Outre le rhume que j’ai chopé hier en reportage à Maubeuge, il est une chose dont je souffre particulièrement : l’impossibilité de parler avec qui que ce soit de l’un de mes producteurs favoris, Kevin McCord. J’ai contacté San Soda, célèbre DJ berlino-belge qui a récemment participé à la réédition d’un hit de Carmen, Throw Down, produit en 1986 par Mr McCord. Malgré tous ses efforts, il n’a jamais réussi à approcher le musicien américain. J’ai alors tweeté le producteur Dâm Funk, qui devait le recevoir l’an dernier sur Red Bull Radio. Le podcast n’est pas disponible en streaming, et pour cause : l’émission a été annulée en raison d’un problème d’emploi du temps.
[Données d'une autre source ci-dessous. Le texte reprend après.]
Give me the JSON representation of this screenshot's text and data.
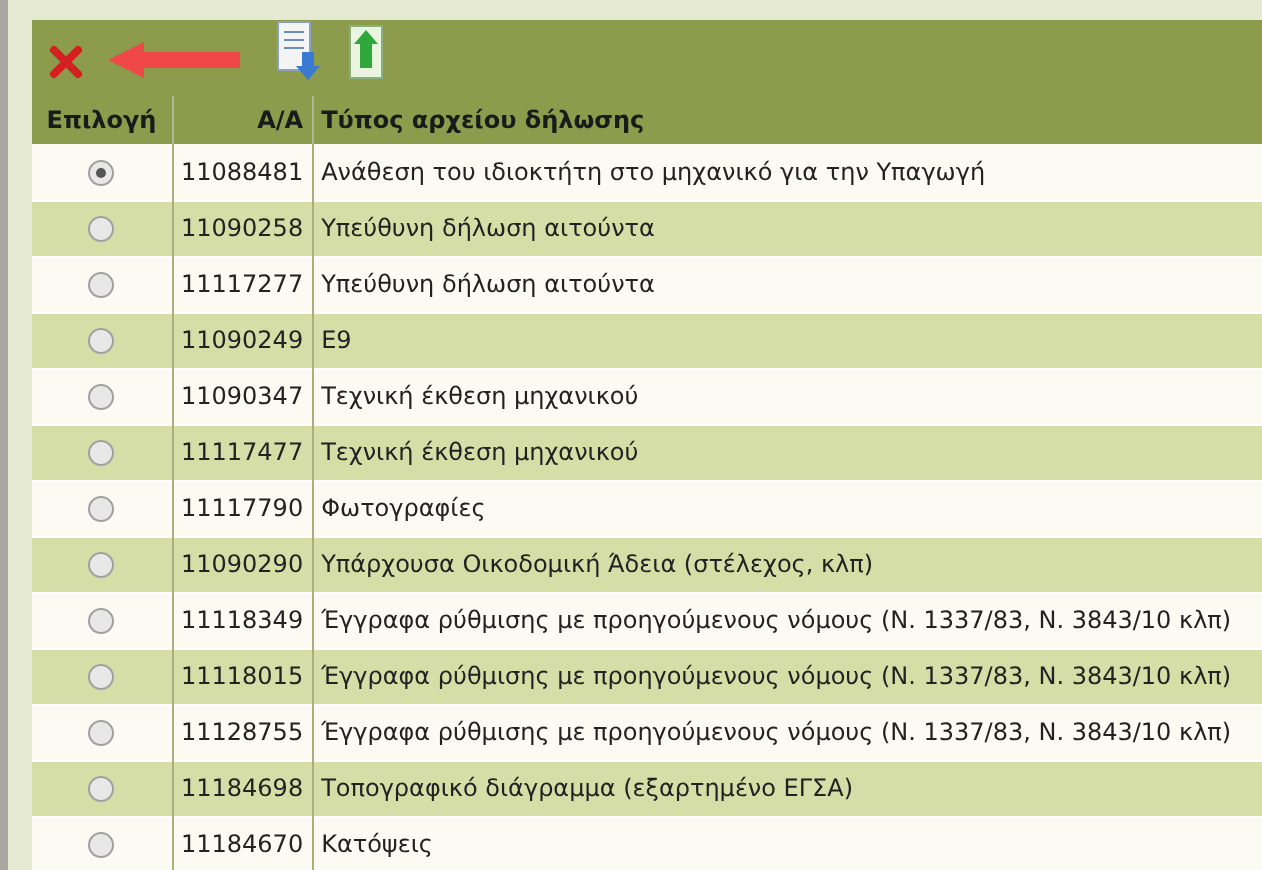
{
  "table": {
    "columns": [
      "Επιλογή",
      "A/A",
      "Τύπος αρχείου δήλωσης"
    ],
    "rows": [
      {
        "selected": true,
        "id": "11088481",
        "type": "Ανάθεση του ιδιοκτήτη στο μηχανικό για την Υπαγωγή"
      },
      {
        "selected": false,
        "id": "11090258",
        "type": "Υπεύθυνη δήλωση αιτούντα"
      },
      {
        "selected": false,
        "id": "11117277",
        "type": "Υπεύθυνη δήλωση αιτούντα"
      },
      {
        "selected": false,
        "id": "11090249",
        "type": "Ε9"
      },
      {
        "selected": false,
        "id": "11090347",
        "type": "Τεχνική έκθεση μηχανικού"
      },
      {
        "selected": false,
        "id": "11117477",
        "type": "Τεχνική έκθεση μηχανικού"
      },
      {
        "selected": false,
        "id": "11117790",
        "type": "Φωτογραφίες"
      },
      {
        "selected": false,
        "id": "11090290",
        "type": "Υπάρχουσα Οικοδομική Άδεια (στέλεχος, κλπ)"
      },
      {
        "selected": false,
        "id": "11118349",
        "type": "Έγγραφα ρύθμισης με προηγούμενους νόμους (Ν. 1337/83, Ν. 3843/10 κλπ)"
      },
      {
        "selected": false,
        "id": "11118015",
        "type": "Έγγραφα ρύθμισης με προηγούμενους νόμους (Ν. 1337/83, Ν. 3843/10 κλπ)"
      },
      {
        "selected": false,
        "id": "11128755",
        "type": "Έγγραφα ρύθμισης με προηγούμενους νόμους (Ν. 1337/83, Ν. 3843/10 κλπ)"
      },
      {
        "selected": false,
        "id": "11184698",
        "type": "Τοπογραφικό διάγραμμα (εξαρτημένο ΕΓΣΑ)"
      },
      {
        "selected": false,
        "id": "11184670",
        "type": "Κατόψεις"
      }
    ]
  }
}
Sur Facebook, le producteur ne s’exprime pas non plus. Il n’a d’ailleurs qu’une cinquantaine d’amis auxquels il proposait en 2012 de racheter certains pressages de ses disques les plus rares.
Il fut pourtant une époque où Kevin McCord se faisait largement entendre. Entre la fin des années 1970 et celle des années 1980, son nom apparait sur une soixantaine de macarons, dont la plupart sont de hits underground de boogie ou de disco, hélas négligés par le grand public. Bassiste et chanteur, le musicien de Detroit est surtout connu pour ses talents de producteur, particulièrement avec son premier groupe, One Way, emmené par le chanteur Al Hudson et influencé par le son soul et disco de Philadelphie. Il a également produit le hit planétaire « Get Down Saturday Night » d’Oliver Cheatham en 1983, samplé deux fois par Daft Punk, qui intégrera la bande originale du jeu vidéo GTA Vice City. L’autre très gros succès de Kevin McCord demeure « I Want To Thank You », interprété avec une ferveur mystique par Alicia Myers et arrangé très intelligemment par le producteur de Detroit. Les commentaires déposés sous la vidéo YouTube indiquent d’ailleurs que le morceau est un classique inévitable au sein de la communauté afro-américaine, lors des barbecues en famille.
Les morceaux qui sont, pour moi, les plus marquants, Kevin McCord les a cependant réservés à son propre label, Presents Records, dont les premiers disques sortent dès 1984. Aujourd’hui, on connaît surtout de ce label les quelques morceaux de la susnommée Carmen, dont « Time To Move » et « Throw Down », indéniables club bangers plébiscités par tout ce qu’il y a d’algorithmes sur YouTube et Spotify. Mais le reste du catalogue Presents est en réalité tout aussi impressionnant. La production, presque lo-fi à certains égards, à mi-chemin entre funk et electro, rapproche McCord du son caractéristique de Detroit initié par Cybotron à la même période. En 1986, McCord produit un sans-faute : « Senorita » de Marcus Lewis, un morceau qui, s’il avait été chanté par Michael Jackson, aurait surement fait oublier « Billy Jean ».
Kevin McCord sort également plusieurs albums et maxis sous son propre nom. Il évolue alors dans un registre soul, il se la joue un peu crooner mais réalise quelques exploits. Sur Presents Records, McCord sort par exemple le morceau « Forever ». Une voix – celle de la chanteuse Candye – qui répète que l’amour dure toujours est accompagnée par des claviers, mi-Rhodes, mi-synthétiseurs, pour offrir un morceau vraiment fragile et excitant. Il se dégage quelque chose d’étrange au cours de ces 3’25’’, je ne sais pas ce que vous en penserez en l’écoutant mais, moi, je n’ai jamais rien entendu de comparable.
Dans le même registre, je signale enfin ce morceau qui a donné son nom à un album de Kevin McCord, sorti en 1991. Il est assez addictif et surtout, j’ai l’impression que l’air de ses couplets a inspiré celui de « I’m A Slave 4 U » de Britney Spears, produit dix ans plus tard par the Neptunes. Pharrell Williams, nous attendons votre explication.
2 commentaires
Il a aussi fait un gros tube de philly sound pour Harold Melvin jcrois
Le never say n’a pas été samplé par quelqu’un ? le riff de piano au début me rappelle quelque chose mais impossible de m’en souvenir.